Récit premier
« Je te hais. Je t'ai toujours haïs, depuis le commencement, depuis le début, depuis que nos pères se haïssent. C'est plus une tradition familiale qu'une haine individuelle, avec ses propres motivations. Nonobstant, je te hais. Toi, tes yeux, tes cheveux trop roux, ta famille de pouilleux, ton Terrier pourri et ta fausse sollicitude de merde. Tu es le roi des hypocrite au royaume des débiles et je suis condamné à être le bouffon du lot, tu sais, ce gars plus intelligent que les autres qui fait le pitre pour qu'on le croit stupide. Je te hais avec ta bête envie de m'aider, tes regards en coin, tes tee-shirts trop courts. Tu pus, Weasley, tu empestes le courage de merde et la fausse gentillesse. Arrête d'être faux, bon sang! Regarde-moi, je ne suis peut-être pas un modèle mais je suis authentique, les gens s'ils m'approchent savent ce qu'ils risquent. Avec toi, on ne sait rien. Je te hais. »
Ainsi pensait Draco Malefoy en ce début d'été. Ron avait ouvert le porte du Terrier et l'avait trouvé là, avec une valise et une lettre pour son père, sans rien de plus. Et il l'avait regardé comme on regarde un ami pour qui on a peur, ce qui avait déplut à Draco. Comment changer du tout au tout, comme ça, sans rien? Comment Weasley pouvait-il bien vouloir l'aider, lui, Malefoy, après tout ce qu'il avait fait? C'était impossible, ce qui voulait dire que dans son attitude, le rouquin mentait. Or Malefoy ne supportait pas les menteurs, surtout ceux qui étaient roux.
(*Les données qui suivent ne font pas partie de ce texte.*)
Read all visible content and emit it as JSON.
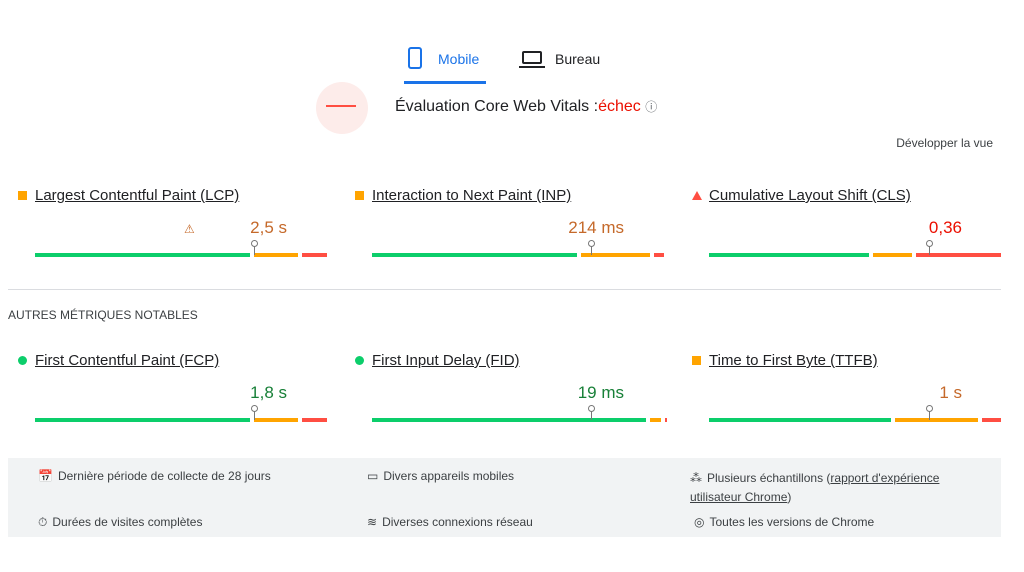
{
  "tabs": [
    "Mobile",
    "Bureau"
  ],
  "assessment": {
    "label": "Évaluation Core Web Vitals :",
    "status": "échec"
  },
  "expand": "Développer la vue",
  "core_metrics": [
    {
      "name": "Largest Contentful Paint (LCP)",
      "value": "2,5 s"
    },
    {
      "name": "Interaction to Next Paint (INP)",
      "value": "214 ms"
    },
    {
      "name": "Cumulative Layout Shift (CLS)",
      "value": "0,36"
    }
  ],
  "other_title": "AUTRES MÉTRIQUES NOTABLES",
  "other_metrics": [
    {
      "name": "First Contentful Paint (FCP)",
      "value": "1,8 s"
    },
    {
      "name": "First Input Delay (FID)",
      "value": "19 ms"
    },
    {
      "name": "Time to First Byte (TTFB)",
      "value": "1 s"
    }
  ],
  "footer": [
    {
      "text": "Dernière période de collecte de 28 jours"
    },
    {
      "text": "Divers appareils mobiles"
    },
    {
      "prefix": "Plusieurs échantillons (",
      "link": "rapport d'expérience utilisateur Chrome",
      "suffix": ")"
    },
    {
      "text": "Durées de visites complètes"
    },
    {
      "text": "Diverses connexions réseau"
    },
    {
      "text": "Toutes les versions de Chrome"
    }
  ]
}
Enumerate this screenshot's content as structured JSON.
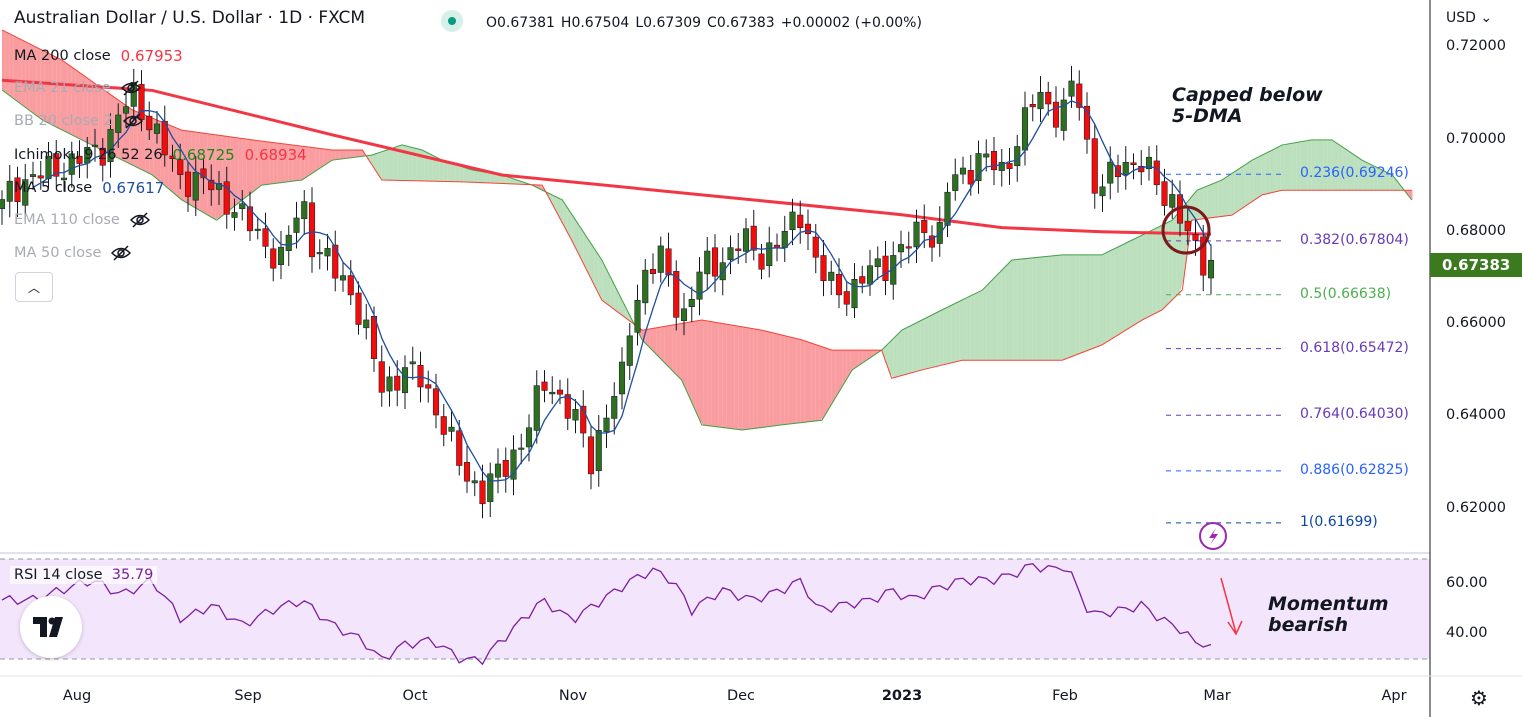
{
  "header": {
    "title": "Australian Dollar / U.S. Dollar · 1D · FXCM",
    "open": "O0.67381",
    "high": "H0.67504",
    "low": "L0.67309",
    "close": "C0.67383",
    "change": "+0.00002 (+0.00%)"
  },
  "legend": [
    {
      "label": "MA 200 close",
      "value": "0.67953",
      "hidden": false
    },
    {
      "label": "EMA 21 close",
      "hidden": true
    },
    {
      "label": "BB 20 close 2",
      "hidden": true
    },
    {
      "label": "Ichimoku 9 26 52 26",
      "value": "0.68725",
      "value2": "0.68934",
      "hidden": false
    },
    {
      "label": "MA 5 close",
      "value": "0.67617",
      "hidden": false
    },
    {
      "label": "EMA 110 close",
      "hidden": true
    },
    {
      "label": "MA 50 close",
      "hidden": true
    }
  ],
  "price_axis": {
    "currency": "USD",
    "ticks": [
      "0.72000",
      "0.70000",
      "0.68000",
      "0.66000",
      "0.64000",
      "0.62000"
    ],
    "last_price": "0.67383"
  },
  "time_axis": [
    "Aug",
    "Sep",
    "Oct",
    "Nov",
    "Dec",
    "2023",
    "Feb",
    "Mar",
    "Apr"
  ],
  "rsi": {
    "label": "RSI 14 close",
    "value": "35.79",
    "ticks": [
      "60.00",
      "40.00"
    ]
  },
  "annotations": {
    "top": [
      "Capped below",
      "5-DMA"
    ],
    "bottom": [
      "Momentum",
      "bearish"
    ]
  },
  "fib_levels": [
    {
      "label": "0.236(0.69246)",
      "price": 0.69246,
      "color": "#2962ff"
    },
    {
      "label": "0.382(0.67804)",
      "price": 0.67804,
      "color": "#673ab7"
    },
    {
      "label": "0.5(0.66638)",
      "price": 0.66638,
      "color": "#4caf50"
    },
    {
      "label": "0.618(0.65472)",
      "price": 0.65472,
      "color": "#673ab7"
    },
    {
      "label": "0.764(0.64030)",
      "price": 0.6403,
      "color": "#673ab7"
    },
    {
      "label": "0.886(0.62825)",
      "price": 0.62825,
      "color": "#2962ff"
    },
    {
      "label": "1(0.61699)",
      "price": 0.61699,
      "color": "#0d47a1"
    }
  ],
  "colors": {
    "up": "#2f6f22",
    "down": "#f20d0d",
    "ma200": "#f23645",
    "ma5": "#1e4fa0",
    "cloud_up": "#a5d6a7",
    "cloud_down": "#f77c80",
    "rsi": "#7b1fa2"
  },
  "chart_data": {
    "type": "candlestick",
    "title": "Australian Dollar / U.S. Dollar · 1D · FXCM",
    "ylim": [
      0.61,
      0.723
    ],
    "x_unit": "trading-day index",
    "close_pivots": [
      [
        0,
        0.687
      ],
      [
        2.6,
        0.691
      ],
      [
        7.7,
        0.694
      ],
      [
        12.9,
        0.698
      ],
      [
        16.8,
        0.71
      ],
      [
        19.4,
        0.703
      ],
      [
        22.6,
        0.692
      ],
      [
        25.8,
        0.691
      ],
      [
        29.7,
        0.686
      ],
      [
        33.5,
        0.678
      ],
      [
        36.1,
        0.674
      ],
      [
        38.7,
        0.687
      ],
      [
        40,
        0.678
      ],
      [
        42.6,
        0.672
      ],
      [
        45.2,
        0.667
      ],
      [
        47.7,
        0.654
      ],
      [
        49,
        0.646
      ],
      [
        51.6,
        0.65
      ],
      [
        54.2,
        0.648
      ],
      [
        56.8,
        0.639
      ],
      [
        59.4,
        0.628
      ],
      [
        61.9,
        0.624
      ],
      [
        64.5,
        0.628
      ],
      [
        67.1,
        0.635
      ],
      [
        70.3,
        0.648
      ],
      [
        73.5,
        0.641
      ],
      [
        76.1,
        0.63
      ],
      [
        77.4,
        0.639
      ],
      [
        80,
        0.648
      ],
      [
        81.3,
        0.663
      ],
      [
        83.2,
        0.672
      ],
      [
        85.2,
        0.674
      ],
      [
        87.7,
        0.661
      ],
      [
        90.3,
        0.672
      ],
      [
        92.9,
        0.674
      ],
      [
        95.5,
        0.678
      ],
      [
        98.1,
        0.675
      ],
      [
        100.6,
        0.678
      ],
      [
        103.2,
        0.685
      ],
      [
        105.2,
        0.672
      ],
      [
        107.1,
        0.668
      ],
      [
        109.7,
        0.667
      ],
      [
        112.3,
        0.672
      ],
      [
        114.8,
        0.674
      ],
      [
        117.4,
        0.678
      ],
      [
        119.4,
        0.683
      ],
      [
        120.6,
        0.675
      ],
      [
        121.9,
        0.689
      ],
      [
        123.9,
        0.693
      ],
      [
        126.5,
        0.696
      ],
      [
        129,
        0.693
      ],
      [
        131.6,
        0.702
      ],
      [
        133.5,
        0.71
      ],
      [
        135.5,
        0.707
      ],
      [
        136.8,
        0.705
      ],
      [
        138.3,
        0.713
      ],
      [
        139.4,
        0.705
      ],
      [
        140.6,
        0.692
      ],
      [
        141.9,
        0.69
      ],
      [
        144.5,
        0.694
      ],
      [
        147.1,
        0.696
      ],
      [
        149.7,
        0.687
      ],
      [
        151.6,
        0.687
      ],
      [
        152.9,
        0.68
      ],
      [
        154.6,
        0.672
      ],
      [
        156,
        0.67383
      ]
    ],
    "ma200_pivots": [
      [
        0,
        0.7128
      ],
      [
        19.4,
        0.7106
      ],
      [
        42.6,
        0.701
      ],
      [
        64.5,
        0.6923
      ],
      [
        90.3,
        0.688
      ],
      [
        116.1,
        0.6837
      ],
      [
        129,
        0.6809
      ],
      [
        141.9,
        0.68
      ],
      [
        156,
        0.6795
      ]
    ],
    "ichimoku_span_a": [
      [
        0,
        0.7107
      ],
      [
        5.2,
        0.7042
      ],
      [
        12.9,
        0.6977
      ],
      [
        19.4,
        0.6923
      ],
      [
        23.2,
        0.6869
      ],
      [
        27.7,
        0.6825
      ],
      [
        31,
        0.6869
      ],
      [
        33.5,
        0.6901
      ],
      [
        38.7,
        0.6912
      ],
      [
        42.6,
        0.6955
      ],
      [
        47.7,
        0.6966
      ],
      [
        51.6,
        0.6988
      ],
      [
        54.2,
        0.6977
      ],
      [
        56.8,
        0.6955
      ],
      [
        60.6,
        0.6934
      ],
      [
        64.5,
        0.6923
      ],
      [
        68.4,
        0.6901
      ],
      [
        72.3,
        0.6869
      ],
      [
        77.4,
        0.6739
      ],
      [
        82.6,
        0.6566
      ],
      [
        87.7,
        0.6479
      ],
      [
        90.3,
        0.6382
      ],
      [
        95.5,
        0.6371
      ],
      [
        100.6,
        0.6382
      ],
      [
        105.8,
        0.6392
      ],
      [
        109.7,
        0.6501
      ],
      [
        113.5,
        0.6544
      ],
      [
        116.1,
        0.6587
      ],
      [
        121.3,
        0.6631
      ],
      [
        126.5,
        0.6674
      ],
      [
        130.3,
        0.6739
      ],
      [
        136.8,
        0.675
      ],
      [
        141.9,
        0.675
      ],
      [
        145.8,
        0.6782
      ],
      [
        151,
        0.6825
      ],
      [
        154.2,
        0.689
      ],
      [
        157.4,
        0.6912
      ],
      [
        161.3,
        0.6955
      ],
      [
        165.2,
        0.6988
      ],
      [
        169,
        0.6999
      ],
      [
        171.6,
        0.6999
      ],
      [
        175.5,
        0.6955
      ],
      [
        179.4,
        0.6923
      ],
      [
        181.9,
        0.6869
      ]
    ],
    "ichimoku_span_b": [
      [
        0,
        0.7237
      ],
      [
        7.7,
        0.7172
      ],
      [
        16.8,
        0.7064
      ],
      [
        23.2,
        0.702
      ],
      [
        32.3,
        0.6999
      ],
      [
        42.6,
        0.6977
      ],
      [
        46.5,
        0.6977
      ],
      [
        49,
        0.6912
      ],
      [
        59.4,
        0.6908
      ],
      [
        69.7,
        0.6901
      ],
      [
        73.5,
        0.6782
      ],
      [
        77.4,
        0.6652
      ],
      [
        82.6,
        0.6587
      ],
      [
        90.3,
        0.6609
      ],
      [
        98.1,
        0.6587
      ],
      [
        103.2,
        0.6566
      ],
      [
        107.1,
        0.6544
      ],
      [
        113.5,
        0.6544
      ],
      [
        114.8,
        0.6483
      ],
      [
        118.7,
        0.6501
      ],
      [
        123.9,
        0.6522
      ],
      [
        129,
        0.6522
      ],
      [
        136.8,
        0.6522
      ],
      [
        141.9,
        0.6555
      ],
      [
        147.1,
        0.6609
      ],
      [
        149.7,
        0.6631
      ],
      [
        152.3,
        0.6674
      ],
      [
        153.5,
        0.6825
      ],
      [
        158.7,
        0.6836
      ],
      [
        162.6,
        0.688
      ],
      [
        165.2,
        0.689
      ],
      [
        181.9,
        0.689
      ]
    ],
    "rsi_pivots": [
      [
        0,
        53.6
      ],
      [
        3.9,
        53.6
      ],
      [
        7.7,
        57.6
      ],
      [
        11.6,
        61.6
      ],
      [
        15.5,
        55.6
      ],
      [
        19.4,
        61.6
      ],
      [
        23.2,
        45.6
      ],
      [
        27.1,
        51.6
      ],
      [
        31,
        43.6
      ],
      [
        34.8,
        49.6
      ],
      [
        38.7,
        53.6
      ],
      [
        42.6,
        43.6
      ],
      [
        46.5,
        37.6
      ],
      [
        49,
        29.6
      ],
      [
        51.6,
        35.6
      ],
      [
        55.5,
        37.6
      ],
      [
        59.4,
        29.6
      ],
      [
        61.9,
        29.6
      ],
      [
        64.5,
        37.6
      ],
      [
        69.7,
        53.6
      ],
      [
        73.5,
        45.6
      ],
      [
        77.4,
        53.6
      ],
      [
        81.3,
        61.6
      ],
      [
        83.9,
        65.6
      ],
      [
        86.5,
        61.6
      ],
      [
        89,
        49.6
      ],
      [
        92.9,
        57.6
      ],
      [
        96.8,
        53.6
      ],
      [
        100.6,
        57.6
      ],
      [
        103.2,
        61.6
      ],
      [
        105.2,
        49.6
      ],
      [
        108.4,
        51.6
      ],
      [
        112.3,
        53.6
      ],
      [
        114.8,
        57.6
      ],
      [
        117.4,
        53.6
      ],
      [
        120,
        57.6
      ],
      [
        123.9,
        61.6
      ],
      [
        127.7,
        61.6
      ],
      [
        130.3,
        63.6
      ],
      [
        132.9,
        67.6
      ],
      [
        135.5,
        65.6
      ],
      [
        137.4,
        67.6
      ],
      [
        139.4,
        53.6
      ],
      [
        140.6,
        47.6
      ],
      [
        144.5,
        49.6
      ],
      [
        147.1,
        51.6
      ],
      [
        149.7,
        45.6
      ],
      [
        152.3,
        41.6
      ],
      [
        154.6,
        34.4
      ],
      [
        156,
        35.79
      ]
    ],
    "rsi_bands": [
      30,
      70
    ]
  }
}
La lettre était brève. Elle provenait de Narcissa Malefoy, qui s'adressait aux Weasley sur un ton désespéré. Son mari avait été capturé par des extrémistes qui considéraient que tout Mangemort ou ancien serviteur de Voldemort devait mourir. Comme son fils avait eu des rapport avec ces derniers, elle craignait pour sa vie et avait préféré l'envoyer ici, au Terrier, seule place qu'elle considérait complètement imperméable à ce genre d'attaque.
« -Je sais que cela ne sera pas facile, pour aucun de vous, d'accueillir le fils de Lucius, mon fils, dans votre demeure. Pourtant, Arthur et Molly, je vous en conjure, faites-le. Permettez à mon fils d'habiter avec vous jusqu'au début de l'année scolaire prochaine, je vous rémunérerais si ce n'est que cela mais je ne supporterai qu'après mon mari, mon fils me soit enlevé. Par pitié pour une femme au désespoir, par le lien, certes très ancien mais toujours existant, qui nous relit à la famille Black, je vous en pris, acceptez mon fils chez vous pour l'été. Je vous en serait éternellement redevable. Narcissa Malefoy. »
Arthur acheva sa lecture et regarda Draco, médusé. Ce dernier ne fit pas un bruit, pas un commentaire. Il fixait un point droit devant lui et semblait avoir oublié où il se trouvait. Molly et Ron s'entre-regardèrent, étourdit par la lettre de Narcissa qui sentait la douleur et la fierté refoulée.
« -Ainsi donc, reprit enfin Arthur, tu... Ton père a été prit?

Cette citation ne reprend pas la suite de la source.